With his glasses to his nose, he turned around, smiled at me, and shook my little hand. My little hand went up and down, up and down, again and again. He asked me what my name was, and I said Meiraf. Then he asked me what my fathers name was, I said Atanafu, and then, what my grandfathers name was, so I said Alemu, and then, what my great- grandfathers name was, and I said, “I don’t know?” and he said who is: “I don’t know?” I looked up at him, confused, and then we just both started laughing.
3 months later, Dr. Rick, called my father and told him, that a generous group of people from the Mountain-film of Teluride, raised $5000 to send me to Ghana for spine surgery. I couldn’t believe it! It was the happiest day of my life!
And yet, I had so many questions: Like, why was I chosen? And if I one day had the chance to thank them, what would I say? Well, here I am, today, and I wanted to say: Thank you!

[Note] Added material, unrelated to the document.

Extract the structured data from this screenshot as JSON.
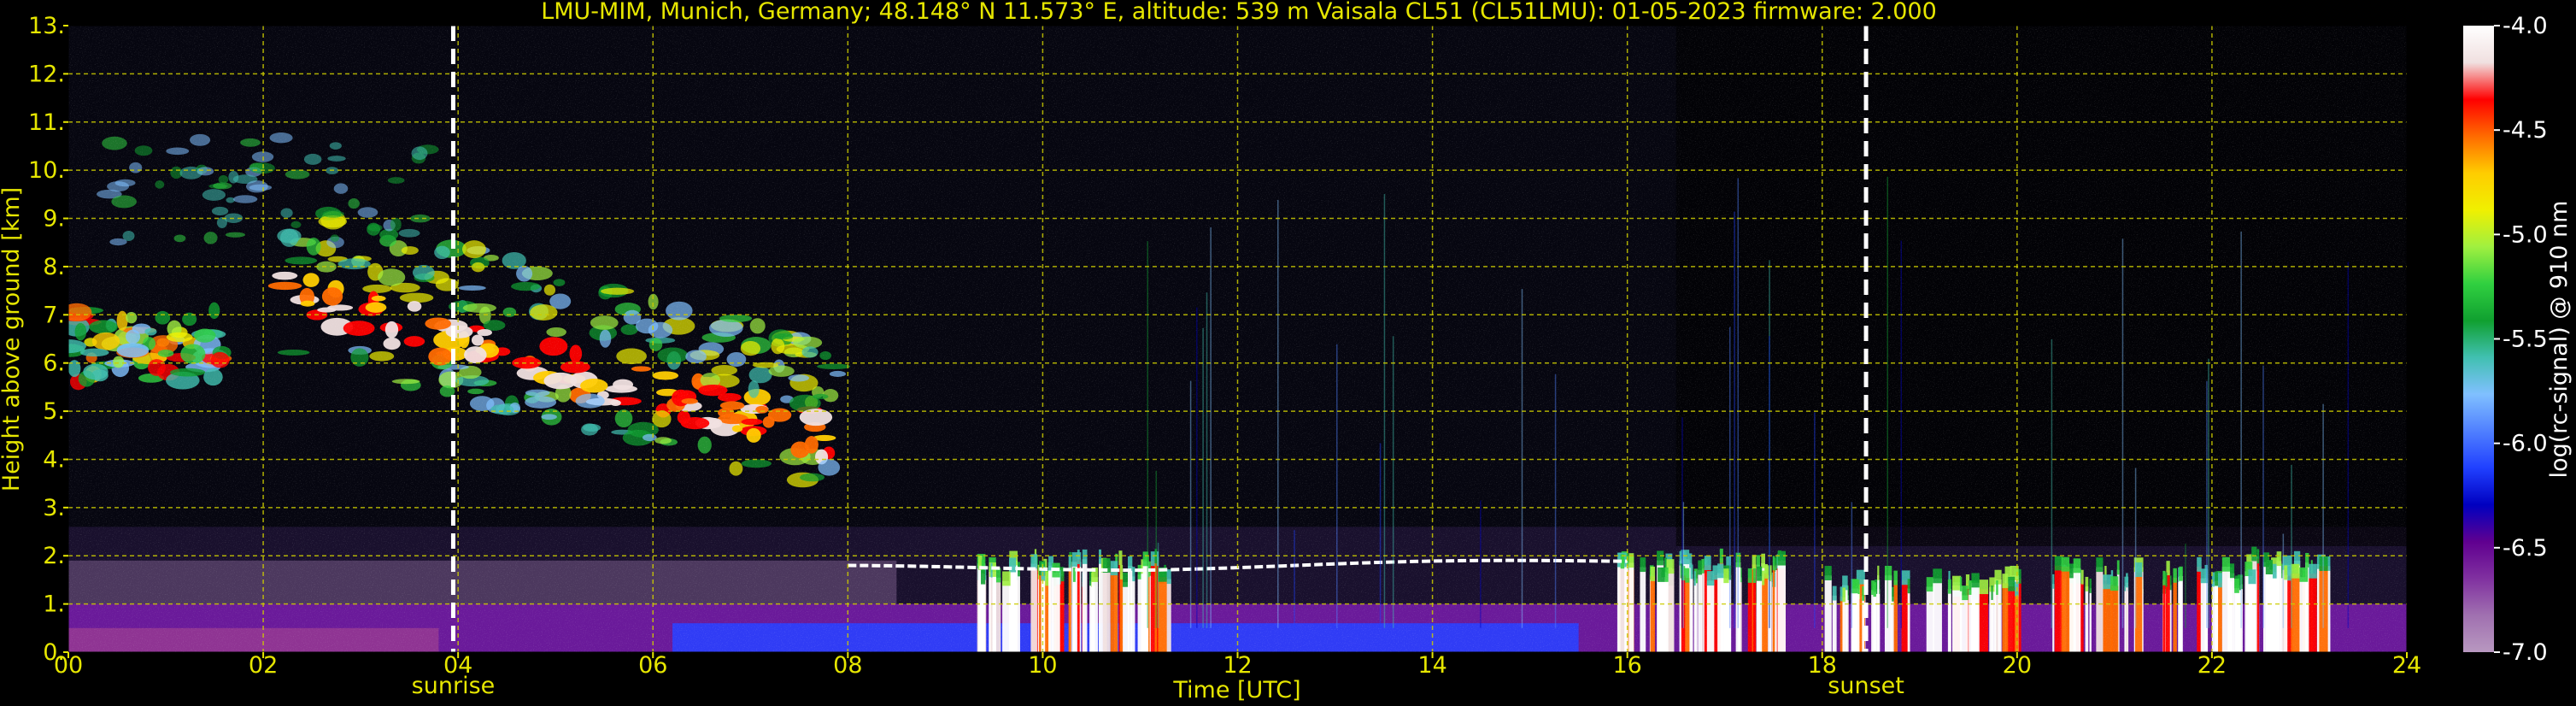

Thank you, for saving my life, and thank you, for giving me a second chance. But now that I stand before you, I feel that these words are not enough, and I don’t think that they ever will be. So instead, I will make a promise to you.
I promise to use my second chance at life to educate myself to become the best scoliosis specialist in all of Ethiopia. I promise to help children, like me, who don’t have money for surgeries, and who are waiting on miracles, just as I was. I can promise to do this, because your gift has opened me up to a world where anything is possible! Please continue helping more children like me. Thank you!